Our favorite: Maui Gold Pineapple from Maui Gold Pineapple Co., Maui, pineapplemaui.com.
26. Shave ice
Shave ice here in Hawaii is more than a dome of powdery ice flakes flavored with syrup. Where you buy it, and what syrups and toppings you have on it, may actually define you to others.
Our favorite place to get it: Waiola Shave Ice, three locations, Oahu.
Hawaii’s beef jerky, pipikaula (“rope beef”) is made by rubbing strips of beef in sea salt, then drying them outdoors for about two days. The best pipikaula is dry on the outside, tender within.
Our favorite place to get it: KTA Super Stores, multiple Big Island locations, ktasuperstores.com.
28. Portuguese sausage
Introduced to the Islands by Portuguese immigrants working the sugar plantations in the late 19th century, Hawaii’s version of linguica is a sweeter, softer sausage than the traditional recipe. A must for breakfast with scrambled eggs and rice.
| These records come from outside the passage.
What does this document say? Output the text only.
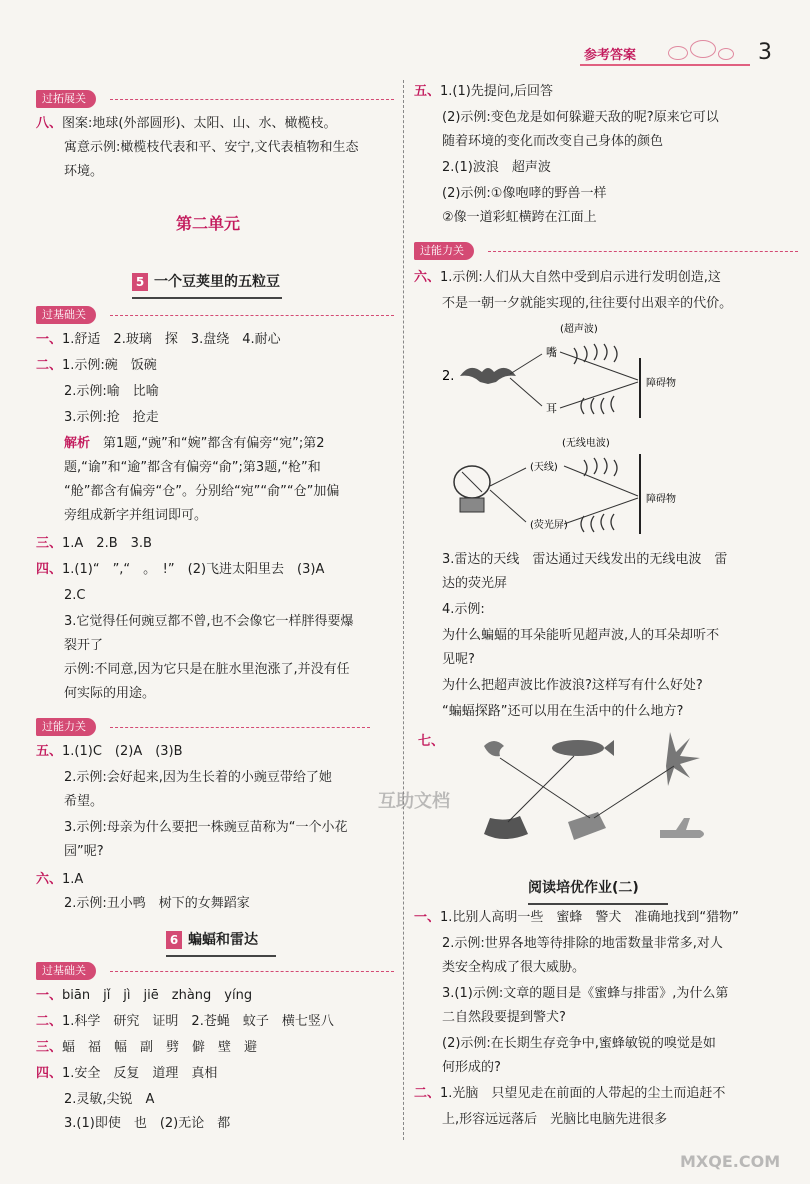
参考答案	3
过拓展关
八、图案:地球(外部圆形)、太阳、山、水、橄榄枝。
寓意示例:橄榄枝代表和平、安宁,文代表植物和生态
环境。
第二单元
5 一个豆荚里的五粒豆
过基础关
一、1.舒适　2.玻璃　探　3.盘绕　4.耐心
二、1.示例:碗　饭碗
2.示例:喻　比喻
3.示例:抢　抢走
解析　第1题,“豌”和“婉”都含有偏旁“宛”;第2
题,“谕”和“逾”都含有偏旁“俞”;第3题,“枪”和
“舱”都含有偏旁“仓”。分别给“宛”“俞”“仓”加偏
旁组成新字并组词即可。
三、1.A　2.B　3.B
四、1.(1)“　”,“　。　!”　(2)飞进太阳里去　(3)A
2.C
3.它觉得任何豌豆都不曾,也不会像它一样胖得要爆
裂开了
示例:不同意,因为它只是在脏水里泡涨了,并没有任
何实际的用途。
过能力关
五、1.(1)C　(2)A　(3)B
2.示例:会好起来,因为生长着的小豌豆带给了她
希望。
3.示例:母亲为什么要把一株豌豆苗称为“一个小花
园”呢?
六、1.A
2.示例:丑小鸭　树下的女舞蹈家
6 蝙蝠和雷达
过基础关
一、biān　jǐ　jì　jiē　zhàng　yíng
二、1.科学　研究　证明　2.苍蝇　蚊子　横七竖八
三、蝠　福　幅　副　劈　僻　壁　避
四、1.安全　反复　道理　真相
2.灵敏,尖锐　A
3.(1)即使　也　(2)无论　都
五、1.(1)先提问,后回答
(2)示例:变色龙是如何躲避天敌的呢?原来它可以
随着环境的变化而改变自己身体的颜色
2.(1)波浪　超声波
(2)示例:①像咆哮的野兽一样
②像一道彩虹横跨在江面上
过能力关
六、1.示例:人们从大自然中受到启示进行发明创造,这
不是一朝一夕就能实现的,往往要付出艰辛的代价。
2.
(超声波)
嘴
耳
障碍物
(无线电波)
(天线)
(荧光屏)
障碍物
3.雷达的天线　雷达通过天线发出的无线电波　雷
达的荧光屏
4.示例:
为什么蝙蝠的耳朵能听见超声波,人的耳朵却听不
见呢?
为什么把超声波比作波浪?这样写有什么好处?
“蝙蝠探路”还可以用在生活中的什么地方?
七、
互助文档
阅读培优作业(二)
一、1.比别人高明一些　蜜蜂　警犬　准确地找到“猎物”
2.示例:世界各地等待排除的地雷数量非常多,对人
类安全构成了很大威胁。
3.(1)示例:文章的题目是《蜜蜂与排雷》,为什么第
二自然段要提到警犬?
(2)示例:在长期生存竞争中,蜜蜂敏锐的嗅觉是如
何形成的?
二、1.光脑　只望见走在前面的人带起的尘土而追赶不
上,形容远远落后　光脑比电脑先进很多
MXQE.COM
Our favorite: Kukui Sausage Co. brand, sold in Hawaii food markets.
Hormel’s infamous pink luncheon meat is on the breakfast menu at all Hawaii McDonald’s. Thousands annually attend a Waikiki street fest dedicated to it. In a musubi, it’s a favorite of residents, visitors and a former U.S. president.
Our favorite place to get it: The question is, where CAN’T you get Spam in Hawaii?
Taken from the Hawaiian word for the act of “slicing or cutting crosswise into pieces,” a tasty basic poke recipe is cubed raw ahi, crunchy ogo (seaweed) and sweet onion mixed with shoyu, kukui nut and sesame oil.
Our Favorite way to have it: Any way we can, from tako (octopus) to crab and steak poke.
Another comfort-food staple born of Hawaii’s sugar era, saimin is a simple but tasty dish of soft, curly egg noodles in shrimp or seaweed-flavored broth, often garnished with sweet Chinese roast pork, green onions and fish cake.
Our favorite place to get it: Hamura's Saimin Stand, 2956 Kress St., Kauai.
32. Zippy’s chili
The signature dish at this Oahu fast-food restaurant chain is unique in all the chili world—thick and way creamy, with zero heat and a mild sweetness. The recipe is closely guarded (its secret ingredient is rumored to be mayonnaise). True chili buffs might cry foul. We love it.
Our Favorite way to have it: Over rice at any Zippy's location.